На Ника это не произвело впечатления.
— Нам это вообще ничего не дает.
— Дает, если знаешь что-нибудь о жизни Гутенберга. — Взволнованный вздох. — Страсбург — это перекрестье дорог. Перекресток Европы.
— А это здание…
— Собор.
Это было бездоказательно — рисунок мог подразумевать любое здание со сводчатой дверью. Оно даже на башню особенно не походило.
— Смотри — все совпадает. Перекресток. Короли на стене и «Записи царей Израилевых». Гутенберг.
И вот они вернулись в церковь на перекрестке, где были увековечены в стекле две дюжины королей давно канувших в небытие царств.
— Манассия был шестнадцатым царем Израилевым. — Эмили пересчитала царей на витраже по четыре и остановилась на фигуре против того места, где они стояли. — Людовик Благочестивый.
— Подходяще.
— Джиллиан сон потеряет, если мы окажемся правы, — сказал Ательдин.

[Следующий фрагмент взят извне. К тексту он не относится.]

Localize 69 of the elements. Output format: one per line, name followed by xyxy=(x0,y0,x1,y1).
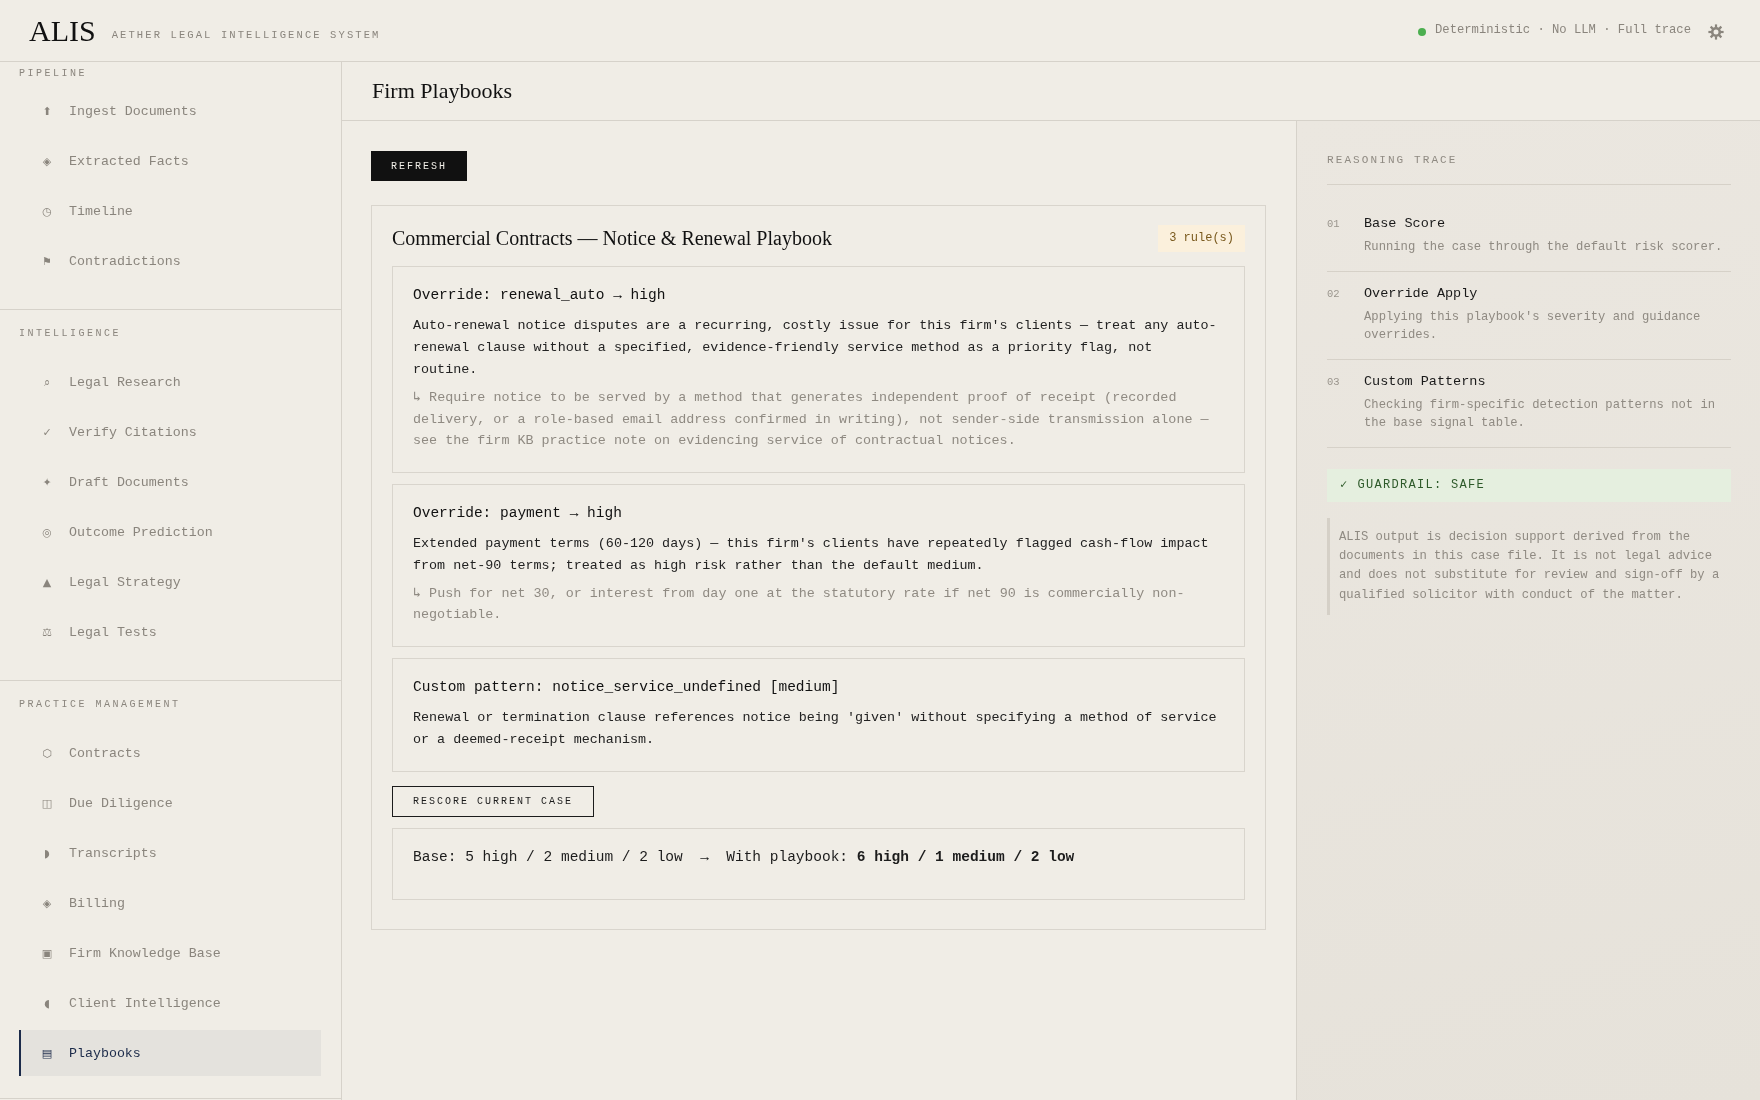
sparkle-icon: ✦ xyxy=(42,476,52,488)
half-circle-icon: ◗ xyxy=(44,847,50,859)
nav-item[interactable]: ◎ Outcome Prediction xyxy=(19,509,321,555)
nav-item[interactable]: ◖ Client Intelligence xyxy=(19,980,321,1026)
status-dot-icon xyxy=(1418,28,1426,36)
nav-item[interactable]: ✓ Verify Citations xyxy=(19,409,321,455)
search-icon: ⌕ xyxy=(44,376,50,388)
nav-item[interactable]: ⚑ Contradictions xyxy=(19,238,321,284)
score-comparison-text: Base: 5 high / 2 medium / 2 low → With playbook: 6 high / 1 medium / 2 low xyxy=(413,848,1075,865)
nav-item[interactable]: ⬡ Contracts xyxy=(19,730,321,776)
step-number: 01 xyxy=(1327,217,1341,232)
filled-square-icon: ▣ xyxy=(41,947,53,959)
nav-item[interactable]: ◷ Timeline xyxy=(19,188,321,234)
nav-item[interactable]: ◫ Due Diligence xyxy=(19,780,321,826)
rule-title: Override: payment → high xyxy=(413,503,623,523)
target-icon: ◎ xyxy=(42,526,52,538)
rule-guidance: ↳ Require notice to be served by a method that generates independent proof of receipt (recorded delivery, or a role-based email address confirmed in writing), not sender-side transmission alone — see the firm KB practice note on evidencing service of contractual notices. xyxy=(413,389,1210,450)
app-logo: ALIS xyxy=(29,15,96,46)
rule-description: Extended payment terms (60-120 days) — this firm's clients have repeatedly flagged cash-flow impact from net-90 terms; treated as high risk rather than the default medium. xyxy=(413,534,1210,575)
check-icon: ✓ xyxy=(42,426,52,438)
rule-count-badge: 3 rule(s) xyxy=(1158,224,1245,252)
step-title: Custom Patterns xyxy=(1364,372,1487,391)
nav-item[interactable]: ◈ Extracted Facts xyxy=(19,138,321,184)
section-label: PRACTICE MANAGEMENT xyxy=(19,699,182,711)
half-circle-icon: ◖ xyxy=(44,997,50,1009)
disclaimer-note: ALIS output is decision support derived from the documents in this case file. It is not legal advice and does not substitute for review and sign-off by a qualified solicitor with conduct of the matter. xyxy=(1327,517,1731,616)
nav-item[interactable]: ⬆ Ingest Documents xyxy=(19,88,321,134)
trace-heading: REASONING TRACE xyxy=(1327,153,1459,167)
section-label: INTELLIGENCE xyxy=(19,328,122,340)
split-square-icon: ◫ xyxy=(41,797,53,809)
guardrail-label: GUARDRAIL: SAFE xyxy=(1357,477,1486,493)
nav-item[interactable]: ✦ Draft Documents xyxy=(19,459,321,505)
nav-item[interactable]: ◈ Billing xyxy=(19,880,321,926)
nav-item[interactable]: ▲ Legal Strategy xyxy=(19,559,321,605)
scales-icon: ⚖ xyxy=(42,626,52,638)
step-title: Override Apply xyxy=(1364,284,1479,303)
rule-title: Override: renewal_auto → high xyxy=(413,286,667,305)
section-label: PIPELINE xyxy=(19,68,88,80)
rule-guidance: ↳ Push for net 30, or interest from day one at the statutory rate if net 90 is commercially non-negotiable. xyxy=(413,584,1186,624)
rule-description: Auto-renewal notice disputes are a recurring, costly issue for this firm's clients — treat any auto-renewal clause without a specified, evidence-friendly service method as a priority flag, not routine. xyxy=(413,317,1218,379)
nav-item[interactable]: ⌕ Legal Research xyxy=(19,359,321,405)
step-description: Applying this playbook's severity and guidance overrides. xyxy=(1364,308,1702,344)
rule-description: Renewal or termination clause references notice being 'given' without specifying a method of service or a deemed-receipt mechanism. xyxy=(413,708,1218,749)
flag-icon: ⚑ xyxy=(42,255,52,267)
step-number: 02 xyxy=(1327,286,1341,302)
hexagon-icon: ⬡ xyxy=(42,747,52,759)
step-description: Running the case through the default risk scorer. xyxy=(1364,239,1724,256)
nav-item[interactable]: ⚖ Legal Tests xyxy=(19,609,321,655)
lined-square-icon: ▤ xyxy=(41,1047,53,1059)
nav-item[interactable]: ▣ Firm Knowledge Base xyxy=(19,930,321,976)
rule-title: Custom pattern: notice_service_undefined [medium] xyxy=(413,677,841,697)
triangle-icon: ▲ xyxy=(42,576,52,588)
check-icon: ✓ xyxy=(1340,479,1349,491)
playbook-title: Commercial Contracts — Notice & Renewal Playbook xyxy=(392,226,832,251)
clock-icon: ◷ xyxy=(42,205,52,217)
step-title: Base Score xyxy=(1364,215,1446,233)
up-arrow-icon: ⬆ xyxy=(42,105,52,117)
nav-item[interactable]: ▤ Playbooks xyxy=(19,1030,321,1076)
rescore-button[interactable]: RESCORE CURRENT CASE xyxy=(392,785,595,817)
nav-item[interactable]: ◗ Transcripts xyxy=(19,830,321,876)
refresh-button[interactable]: REFRESH xyxy=(371,151,467,181)
step-description: Checking firm-specific detection patterns not in the base signal table. xyxy=(1364,396,1717,432)
status-text: Deterministic · No LLM · Full trace xyxy=(1435,23,1691,38)
app-tagline: AETHER LEGAL INTELLIGENCE SYSTEM xyxy=(111,28,381,42)
settings-icon[interactable] xyxy=(1708,23,1724,40)
step-number: 03 xyxy=(1327,374,1341,390)
diamond-icon: ◈ xyxy=(42,155,52,167)
diamond-icon: ◈ xyxy=(42,897,52,909)
page-title: Firm Playbooks xyxy=(372,77,512,105)
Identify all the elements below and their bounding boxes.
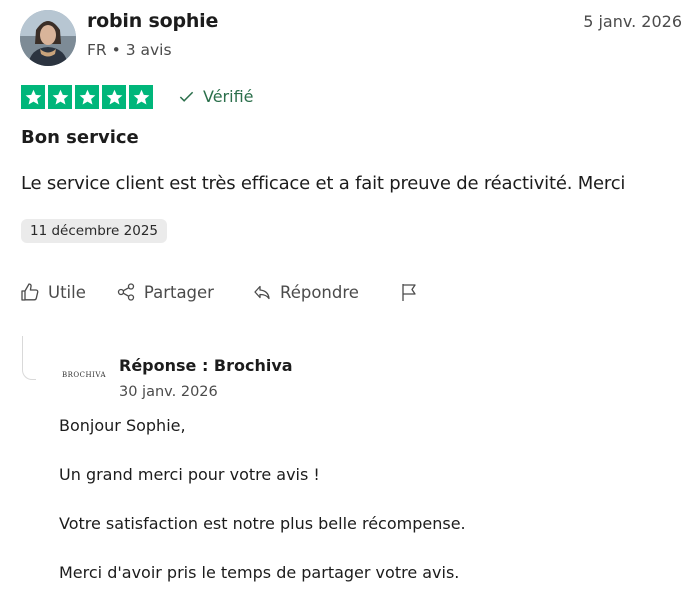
reply-paragraph: Un grand merci pour votre avis ! <box>59 465 320 484</box>
review-body: Le service client est très efficace et a… <box>21 173 626 194</box>
review-date: 5 janv. 2026 <box>583 12 682 31</box>
verified-label: Vérifié <box>203 87 254 106</box>
avatar[interactable] <box>20 10 76 66</box>
thumbs-up-icon <box>21 283 39 301</box>
star-icon <box>48 85 72 109</box>
star-rating <box>21 85 153 109</box>
star-icon <box>21 85 45 109</box>
star-icon <box>129 85 153 109</box>
reply-header: Réponse : Brochiva <box>119 356 293 375</box>
star-icon <box>102 85 126 109</box>
flag-icon <box>402 284 416 301</box>
reviewer-country: FR <box>87 41 107 59</box>
reply-connector-line <box>22 336 36 380</box>
reviewer-meta: FR • 3 avis <box>87 41 172 59</box>
verified-badge[interactable]: Vérifié <box>178 87 254 106</box>
reply-button[interactable]: Répondre <box>252 282 359 302</box>
share-button[interactable]: Partager <box>116 282 214 302</box>
experience-date-badge: 11 décembre 2025 <box>21 219 167 243</box>
review-actions: Utile Partager Répondre <box>20 282 419 302</box>
report-flag-button[interactable] <box>399 282 419 302</box>
brand-logo: BROCHIVA <box>62 371 107 379</box>
reviewer-review-count: 3 avis <box>125 41 172 59</box>
reply-arrow-icon <box>254 285 270 300</box>
share-label: Partager <box>143 282 214 302</box>
reply-paragraph: Merci d'avoir pris le temps de partager … <box>59 563 460 582</box>
reviewer-name[interactable]: robin sophie <box>87 10 218 32</box>
reply-date: 30 janv. 2026 <box>119 384 218 400</box>
reply-paragraph: Votre satisfaction est notre plus belle … <box>59 514 466 533</box>
useful-label: Utile <box>48 282 86 302</box>
reply-paragraph: Bonjour Sophie, <box>59 416 186 435</box>
review-title: Bon service <box>21 127 139 148</box>
share-icon <box>117 283 135 301</box>
check-icon <box>179 91 194 102</box>
reply-label: Répondre <box>279 282 359 302</box>
star-icon <box>75 85 99 109</box>
review-card: robin sophie FR • 3 avis 5 janv. 2026 Vé… <box>0 0 692 602</box>
meta-separator: • <box>111 41 121 59</box>
useful-button[interactable]: Utile <box>20 282 86 302</box>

Ник смолк. Он проехал чуть не всю Европу, разыскивая Джиллиан, и — невероятно, но он спас ее. Он все еще не знал толком, что же нашел. Он больше не лежал бессонными ночами, размышляя о том, что могло бы произойти. Он уже не хотел, чтобы она обнимала его, шепотом прося прощения за все, умоляя дать ей еще один шанс. Но на некоторые вопросы он не находил ответа. Она навсегда останется сумасбродкой, необузданной, непостижимой женщиной, которая ходит по краю.
Ник и Эмили надели каски и светоотражающие жилеты. Подъемник понес их вверх вдоль колонны, и скоро они оказались высоко над головами туристов. Один или двое посмотрели вверх, но при виде светоотражающей одежды решили, что ничего интересного не происходит. Маскировочная одежда, бросающаяся в глаза.
— Как Гутенберг мог подняться сюда? — недоумевал Ник.
— Собор все еще строили и перестраивали, когда он был здесь. Возможно, вокруг колонн были какие- то леса.
Подъемник остановился. Они теперь находились почти на уровне королевских голов перед резьбой на колонне. Сквозь густую листву на них смотрело человеческое лицо. Орел со змеей в клюве. И…
— Медведь, роющийся в земле.
Ник знал, что увидит его здесь: Ательдин разглядел его снизу и прислал фотографию. Но все равно он испытал что-то вроде благоговейного трепета. С такого расстояния было видно, насколько этот медведь похож на того, который был изображен на карте. Чуть более приплюснутый, чтобы уместиться в ограниченное пространство на колонне, с более плоской спиной, более резким выгибом лапы, и от этого кажущийся более целеустремленным. Рядом с его зарывающейся в землю мордой в нижнем углу в камне было просверлено маленькое отверстие.
«Ключ — медведь».
Каменщик взял тонкий металлический крюк, похожий на инструмент дантиста.